October 22, 2008 – The billionaire founder of eBay Inc., Pierre Omidyar, is expanding his philanthropic investment firm, as some of the biggest private foundations continue to weather the growing economic turmoil.
Mr. Omidyar’s firm, Omidyar Network, during the next year will increase its total investments and donations, officials at the organization said. The group also will add two new areas of investment and create six new management positions, filling them with executives from companies such as eBay, Hewlett-Packard Co., J.P. Morgan Chase & Co. and a philanthropic arm of the British Broadcasting Corp.
Mr. Omidyar, with a net worth estimated at roughly $8 billion, has been closely watched in the world of philanthropy since he pledged to find innovative ways of putting his fortune to use. His expansion comes as some of the largest foundations, including the Bill & Melinda Gates Foundation and the Skoll Foundation, which is headed by a former eBay president, Jeff Skoll, are steadily boosting their donations, investments and hiring despite broad concerns about a global recession. "The current situation encourages us to be more aggressive and more active as, unfortunately, a lot of philanthropic organizations will pull in," said Matt Bannick, managing partner at Omidyar Network. "Not that we’re going to fill the gap, but I feel like we need to step forward."

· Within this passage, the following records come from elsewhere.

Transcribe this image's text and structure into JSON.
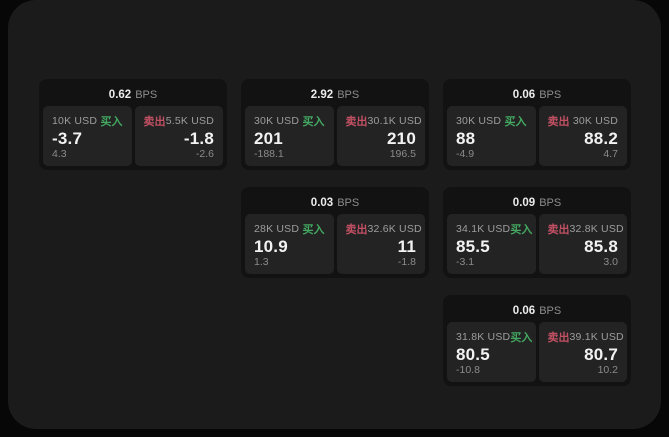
{
  "page": {
    "bps_unit": "BPS",
    "buy_label": "买入",
    "sell_label": "卖出",
    "colors": {
      "background": "#070708",
      "panel": "#1b1b1c",
      "card": "#121213",
      "tile": "#232324",
      "buy_accent": "#43a860",
      "sell_accent": "#c25063"
    }
  },
  "cards": [
    {
      "bps": "0.62",
      "col": 1,
      "row": 1,
      "buy": {
        "amount": "10K USD",
        "value": "-3.7",
        "delta": "4.3"
      },
      "sell": {
        "amount": "5.5K USD",
        "value": "-1.8",
        "delta": "-2.6"
      }
    },
    {
      "bps": "2.92",
      "col": 2,
      "row": 1,
      "buy": {
        "amount": "30K USD",
        "value": "201",
        "delta": "-188.1"
      },
      "sell": {
        "amount": "30.1K USD",
        "value": "210",
        "delta": "196.5"
      }
    },
    {
      "bps": "0.06",
      "col": 3,
      "row": 1,
      "buy": {
        "amount": "30K USD",
        "value": "88",
        "delta": "-4.9"
      },
      "sell": {
        "amount": "30K USD",
        "value": "88.2",
        "delta": "4.7"
      }
    },
    {
      "bps": "0.03",
      "col": 2,
      "row": 2,
      "buy": {
        "amount": "28K USD",
        "value": "10.9",
        "delta": "1.3"
      },
      "sell": {
        "amount": "32.6K USD",
        "value": "11",
        "delta": "-1.8"
      }
    },
    {
      "bps": "0.09",
      "col": 3,
      "row": 2,
      "buy": {
        "amount": "34.1K USD",
        "value": "85.5",
        "delta": "-3.1"
      },
      "sell": {
        "amount": "32.8K USD",
        "value": "85.8",
        "delta": "3.0"
      }
    },
    {
      "bps": "0.06",
      "col": 3,
      "row": 3,
      "buy": {
        "amount": "31.8K USD",
        "value": "80.5",
        "delta": "-10.8"
      },
      "sell": {
        "amount": "39.1K USD",
        "value": "80.7",
        "delta": "10.2"
      }
    }
  ]
}
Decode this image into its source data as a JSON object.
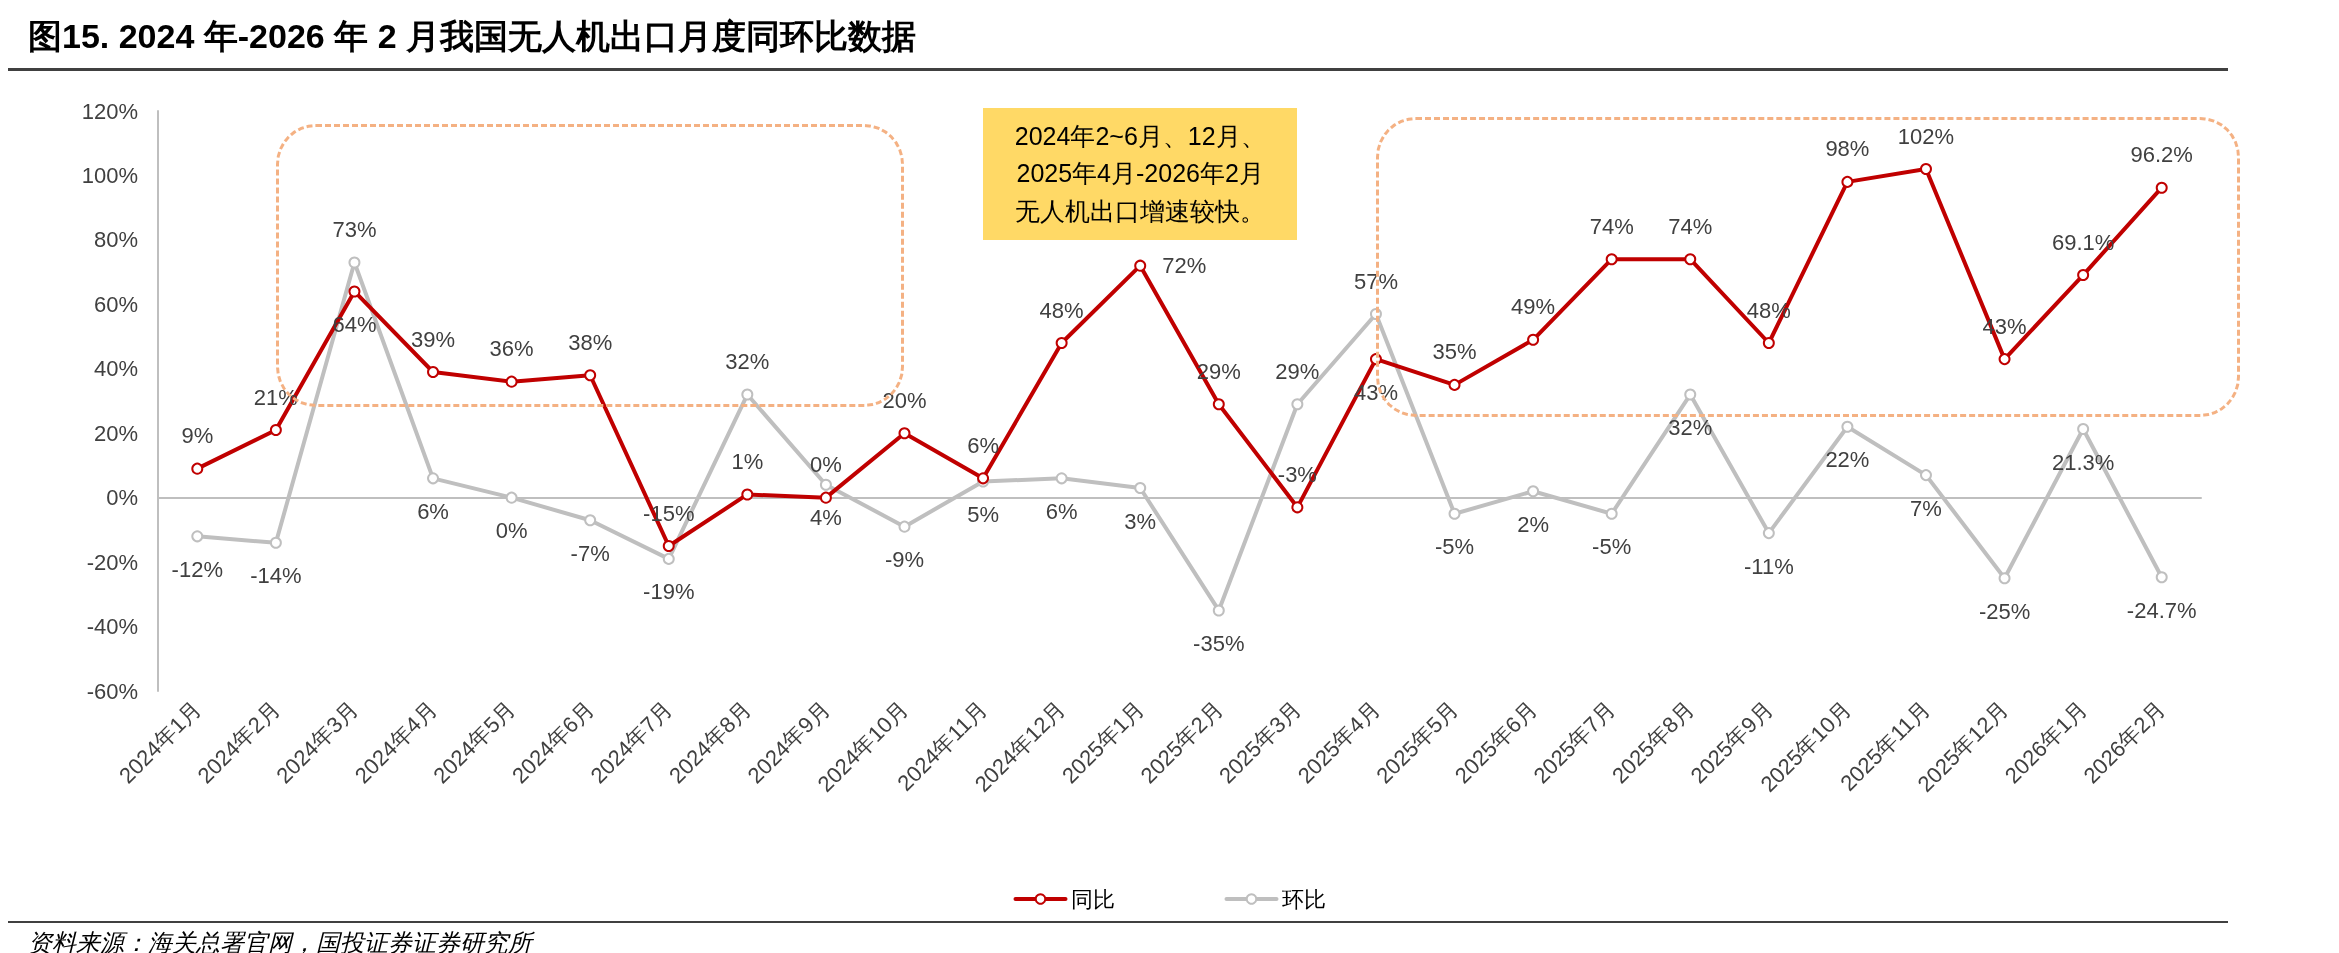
{
  "chart_data": {
    "type": "line",
    "title": "图15. 2024 年-2026 年 2 月我国无人机出口月度同环比数据",
    "categories": [
      "2024年1月",
      "2024年2月",
      "2024年3月",
      "2024年4月",
      "2024年5月",
      "2024年6月",
      "2024年7月",
      "2024年8月",
      "2024年9月",
      "2024年10月",
      "2024年11月",
      "2024年12月",
      "2025年1月",
      "2025年2月",
      "2025年3月",
      "2025年4月",
      "2025年5月",
      "2025年6月",
      "2025年7月",
      "2025年8月",
      "2025年9月",
      "2025年10月",
      "2025年11月",
      "2025年12月",
      "2026年1月",
      "2026年2月"
    ],
    "series": [
      {
        "name": "同比",
        "color": "#c00000",
        "values": [
          9,
          21,
          64,
          39,
          36,
          38,
          -15,
          1,
          0,
          20,
          6,
          48,
          72,
          29,
          -3,
          43,
          35,
          49,
          74,
          74,
          48,
          98,
          102,
          43,
          69.1,
          96.2
        ],
        "value_labels": [
          "9%",
          "21%",
          "64%",
          "39%",
          "36%",
          "38%",
          "-15%",
          "1%",
          "0%",
          "20%",
          "6%",
          "48%",
          "72%",
          "29%",
          "-3%",
          "43%",
          "35%",
          "49%",
          "74%",
          "74%",
          "48%",
          "98%",
          "102%",
          "43%",
          "69.1%",
          "96.2%"
        ]
      },
      {
        "name": "环比",
        "color": "#bfbfbf",
        "values": [
          -12,
          -14,
          73,
          6,
          0,
          -7,
          -19,
          32,
          4,
          -9,
          5,
          6,
          3,
          -35,
          29,
          57,
          -5,
          2,
          -5,
          32,
          -11,
          22,
          7,
          -25,
          21.3,
          -24.7
        ],
        "value_labels": [
          "-12%",
          "-14%",
          "73%",
          "6%",
          "0%",
          "-7%",
          "-19%",
          "32%",
          "4%",
          "-9%",
          "5%",
          "6%",
          "3%",
          "-35%",
          "29%",
          "57%",
          "-5%",
          "2%",
          "-5%",
          "32%",
          "-11%",
          "22%",
          "7%",
          "-25%",
          "21.3%",
          "-24.7%"
        ]
      }
    ],
    "ylim": [
      -60,
      120
    ],
    "yticks": [
      {
        "value": -60,
        "label": "-60%"
      },
      {
        "value": -40,
        "label": "-40%"
      },
      {
        "value": -20,
        "label": "-20%"
      },
      {
        "value": 0,
        "label": "0%"
      },
      {
        "value": 20,
        "label": "20%"
      },
      {
        "value": 40,
        "label": "40%"
      },
      {
        "value": 60,
        "label": "60%"
      },
      {
        "value": 80,
        "label": "80%"
      },
      {
        "value": 100,
        "label": "100%"
      },
      {
        "value": 120,
        "label": "120%"
      }
    ],
    "marker": "circle",
    "line_style": "solid",
    "legend": "bottom",
    "annotations": [
      "2024年2~6月、12月、",
      "2025年4月-2026年2月",
      "无人机出口增速较快。",
      "资料来源：海关总署官网，国投证券证券研究所"
    ]
  }
}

Those plans are good news for nonprofits and businesses focused on social change, which are seeing many sources of funding dry up. Financial-services firms — once reliable sources of funding — are reining in their grant giving. Individual donations, meanwhile, are being squeezed while venture-capital firms, some of which invest in companies with social benefit as a mission, are slowing their new investments to a trickle.

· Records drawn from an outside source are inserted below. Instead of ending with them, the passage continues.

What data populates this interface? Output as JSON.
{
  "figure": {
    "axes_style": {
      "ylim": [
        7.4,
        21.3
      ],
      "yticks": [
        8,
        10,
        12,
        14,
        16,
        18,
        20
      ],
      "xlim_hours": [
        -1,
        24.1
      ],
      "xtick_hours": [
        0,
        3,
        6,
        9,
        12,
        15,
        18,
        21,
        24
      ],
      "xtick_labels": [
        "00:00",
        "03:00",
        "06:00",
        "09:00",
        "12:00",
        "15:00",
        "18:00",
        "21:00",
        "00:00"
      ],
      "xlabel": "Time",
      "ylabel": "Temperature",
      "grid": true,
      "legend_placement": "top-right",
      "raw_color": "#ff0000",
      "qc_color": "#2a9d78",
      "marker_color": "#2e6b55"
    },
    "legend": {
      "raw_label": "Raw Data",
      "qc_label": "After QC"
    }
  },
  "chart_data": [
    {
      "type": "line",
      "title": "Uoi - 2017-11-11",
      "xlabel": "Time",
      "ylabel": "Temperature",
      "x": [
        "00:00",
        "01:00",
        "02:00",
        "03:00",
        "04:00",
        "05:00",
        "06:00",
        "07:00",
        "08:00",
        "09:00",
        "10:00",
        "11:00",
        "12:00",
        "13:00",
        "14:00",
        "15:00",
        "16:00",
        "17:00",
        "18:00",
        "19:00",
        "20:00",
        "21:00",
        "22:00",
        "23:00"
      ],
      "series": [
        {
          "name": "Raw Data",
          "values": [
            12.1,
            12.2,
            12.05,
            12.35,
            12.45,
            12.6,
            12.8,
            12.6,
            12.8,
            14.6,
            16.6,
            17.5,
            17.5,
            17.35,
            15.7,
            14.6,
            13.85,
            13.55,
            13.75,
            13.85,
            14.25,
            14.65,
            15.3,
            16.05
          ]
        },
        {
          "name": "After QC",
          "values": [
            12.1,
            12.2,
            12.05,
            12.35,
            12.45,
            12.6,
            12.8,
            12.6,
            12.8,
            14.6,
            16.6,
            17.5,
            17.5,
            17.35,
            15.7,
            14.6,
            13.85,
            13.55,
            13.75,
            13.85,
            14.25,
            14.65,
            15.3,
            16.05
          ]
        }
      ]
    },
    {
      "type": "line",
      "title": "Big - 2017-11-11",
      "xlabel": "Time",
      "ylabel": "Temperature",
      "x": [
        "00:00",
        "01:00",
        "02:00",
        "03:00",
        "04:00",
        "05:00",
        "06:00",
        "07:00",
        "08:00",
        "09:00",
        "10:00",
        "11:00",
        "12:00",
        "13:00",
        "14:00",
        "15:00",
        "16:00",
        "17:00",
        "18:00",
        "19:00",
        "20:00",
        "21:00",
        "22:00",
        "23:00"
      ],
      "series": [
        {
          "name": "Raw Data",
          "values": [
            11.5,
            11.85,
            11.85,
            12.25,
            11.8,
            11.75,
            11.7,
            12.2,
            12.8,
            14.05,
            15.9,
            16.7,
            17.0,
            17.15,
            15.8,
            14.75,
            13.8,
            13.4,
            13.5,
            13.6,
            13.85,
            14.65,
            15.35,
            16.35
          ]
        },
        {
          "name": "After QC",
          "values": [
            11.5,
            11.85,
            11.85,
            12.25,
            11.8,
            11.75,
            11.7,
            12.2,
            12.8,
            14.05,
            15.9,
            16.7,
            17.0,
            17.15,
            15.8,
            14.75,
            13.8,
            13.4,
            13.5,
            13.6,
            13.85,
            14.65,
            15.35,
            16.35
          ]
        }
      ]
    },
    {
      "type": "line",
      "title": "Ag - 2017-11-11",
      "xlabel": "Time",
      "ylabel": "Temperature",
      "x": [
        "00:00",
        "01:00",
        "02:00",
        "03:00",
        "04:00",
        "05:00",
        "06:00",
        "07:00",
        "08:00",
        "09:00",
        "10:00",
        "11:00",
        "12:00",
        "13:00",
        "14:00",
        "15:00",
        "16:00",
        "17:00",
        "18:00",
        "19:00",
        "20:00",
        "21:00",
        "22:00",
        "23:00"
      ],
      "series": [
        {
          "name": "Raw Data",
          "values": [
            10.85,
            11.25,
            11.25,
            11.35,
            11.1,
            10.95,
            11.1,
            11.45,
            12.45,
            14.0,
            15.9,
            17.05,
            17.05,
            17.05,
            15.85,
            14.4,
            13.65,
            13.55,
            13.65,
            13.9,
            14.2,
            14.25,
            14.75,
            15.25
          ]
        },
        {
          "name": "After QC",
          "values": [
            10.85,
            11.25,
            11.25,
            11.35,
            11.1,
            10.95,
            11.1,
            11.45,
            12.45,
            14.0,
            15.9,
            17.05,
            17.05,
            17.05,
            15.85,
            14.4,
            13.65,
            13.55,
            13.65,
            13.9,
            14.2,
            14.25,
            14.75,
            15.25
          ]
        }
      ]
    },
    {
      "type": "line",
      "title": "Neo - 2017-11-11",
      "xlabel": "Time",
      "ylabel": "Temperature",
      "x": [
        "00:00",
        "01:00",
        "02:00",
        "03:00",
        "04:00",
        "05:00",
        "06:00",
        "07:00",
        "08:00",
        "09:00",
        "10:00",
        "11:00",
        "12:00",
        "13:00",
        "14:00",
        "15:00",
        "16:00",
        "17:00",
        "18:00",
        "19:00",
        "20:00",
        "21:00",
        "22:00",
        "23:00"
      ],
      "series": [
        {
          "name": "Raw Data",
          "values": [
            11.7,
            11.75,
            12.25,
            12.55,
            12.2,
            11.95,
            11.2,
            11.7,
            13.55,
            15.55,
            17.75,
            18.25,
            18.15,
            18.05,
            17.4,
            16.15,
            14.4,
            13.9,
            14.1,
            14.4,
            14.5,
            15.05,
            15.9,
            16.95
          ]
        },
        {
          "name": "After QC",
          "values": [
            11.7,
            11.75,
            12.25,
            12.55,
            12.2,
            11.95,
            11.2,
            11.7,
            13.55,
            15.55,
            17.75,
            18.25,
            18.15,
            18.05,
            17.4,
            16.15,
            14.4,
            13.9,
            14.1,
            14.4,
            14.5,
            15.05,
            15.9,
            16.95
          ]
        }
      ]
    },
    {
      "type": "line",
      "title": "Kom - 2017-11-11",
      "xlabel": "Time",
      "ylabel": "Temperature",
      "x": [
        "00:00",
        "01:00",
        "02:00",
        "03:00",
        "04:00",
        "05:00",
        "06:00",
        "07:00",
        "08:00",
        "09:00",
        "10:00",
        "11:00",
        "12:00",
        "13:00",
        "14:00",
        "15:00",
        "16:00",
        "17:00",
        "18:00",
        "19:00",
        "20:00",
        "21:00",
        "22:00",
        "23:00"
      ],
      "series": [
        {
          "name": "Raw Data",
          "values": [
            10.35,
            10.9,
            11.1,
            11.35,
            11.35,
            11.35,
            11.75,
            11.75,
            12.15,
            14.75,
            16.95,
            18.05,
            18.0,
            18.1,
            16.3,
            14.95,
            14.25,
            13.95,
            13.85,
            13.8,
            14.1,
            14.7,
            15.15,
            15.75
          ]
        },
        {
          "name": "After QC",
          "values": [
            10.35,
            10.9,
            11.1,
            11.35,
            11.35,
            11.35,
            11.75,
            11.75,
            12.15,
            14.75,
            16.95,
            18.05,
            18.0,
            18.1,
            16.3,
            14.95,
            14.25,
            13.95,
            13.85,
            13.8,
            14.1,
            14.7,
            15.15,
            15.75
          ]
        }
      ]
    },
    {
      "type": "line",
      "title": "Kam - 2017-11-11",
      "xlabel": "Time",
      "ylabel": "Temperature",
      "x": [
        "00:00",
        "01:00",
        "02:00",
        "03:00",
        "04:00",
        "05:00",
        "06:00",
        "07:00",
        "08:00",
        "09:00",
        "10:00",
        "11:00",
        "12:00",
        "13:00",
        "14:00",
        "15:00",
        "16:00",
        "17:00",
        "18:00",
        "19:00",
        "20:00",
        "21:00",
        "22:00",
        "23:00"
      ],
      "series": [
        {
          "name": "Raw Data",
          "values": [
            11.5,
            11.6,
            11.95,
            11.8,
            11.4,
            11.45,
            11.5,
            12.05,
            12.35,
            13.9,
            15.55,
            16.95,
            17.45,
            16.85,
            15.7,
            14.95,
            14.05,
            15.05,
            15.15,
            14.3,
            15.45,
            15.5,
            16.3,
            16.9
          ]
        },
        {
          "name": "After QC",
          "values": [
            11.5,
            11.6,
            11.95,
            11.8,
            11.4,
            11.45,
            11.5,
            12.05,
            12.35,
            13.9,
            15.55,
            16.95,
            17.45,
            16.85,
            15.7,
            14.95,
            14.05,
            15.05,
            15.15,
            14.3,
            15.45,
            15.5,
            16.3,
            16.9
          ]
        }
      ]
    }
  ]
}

Giving by U.S. private foundations as a whole tends to be largely unaffected by economic downturns. During recessionary periods since 1975, funding by foundations increased slightly, according to the Foundation Center, a nonprofit organization. In tough economic periods, foundations are "a countervailing force," said Josie Atienza, assistant director of research at the center. "Large foundations also have reserves that they can tap especially in bad times such as this."
That pattern could be broken if the current financial crisis deepens and the U.S. falls into a long recession. Still, the trend this time around also is partially driven by an unprecedented creation of new foundations in recent decades and a new breed of super-rich philanthropists who appear to be largely unmoved by economic fluctuations as they try to show results of their philanthropy as quickly as possible.

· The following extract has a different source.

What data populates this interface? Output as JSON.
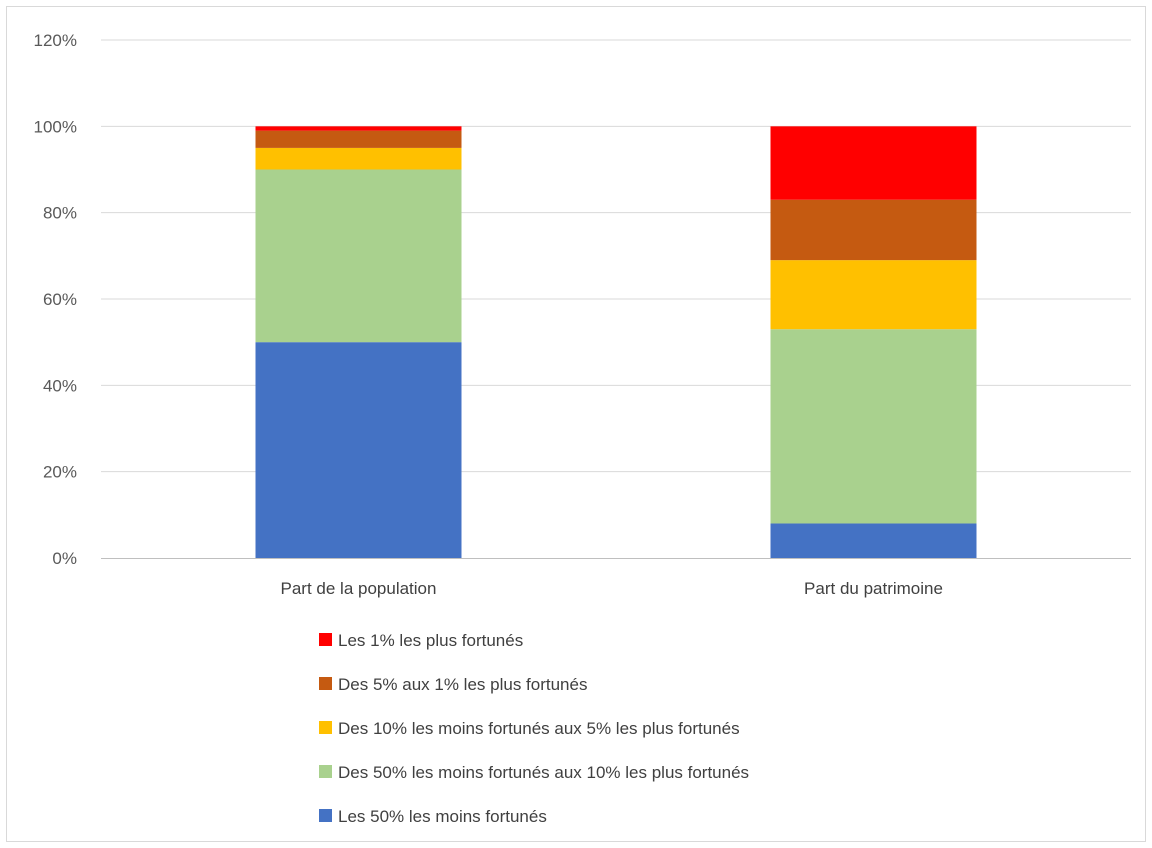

That group includes philanthropies like Omidyar, which uses a two-pronged approach: It houses a foundation that gives donations to nonprofit companies and also runs a venture-capital firm that invests in companies focused on social change. This year, Omidyar expects to make commitments of $110 million to nonprofit and for-profit companies.
Under its plans for the next year, the Omidyar organization plans to boost those outlays and retool around two broad areas: one providing "access to capital" that includes investments into financial services for the poor, and another it calls "media, markets and transparency," which will invest in technologies that can help improve transparency in government, the media and other areas. Omidyar will also increase to between $5 million and $7 million the amount of money it donates or invests in each organization. That is an increase from an average of $1 million each in 2006 and is part of a strategy to make fewer but bigger bets, Omidyar officials said.
Examples of Omidyar investments include Sunlight Foundation, a nonprofit that invests in ways to use the Internet to improve government transparency, and Endeavor, a nonprofit that helps entrepreneurs in developing countries. Future investments might include online services for rating the effectiveness of nonprofit organizations, said Matt Halprin, an Omidyar Network partner recently hired from eBay, where he was a vice president.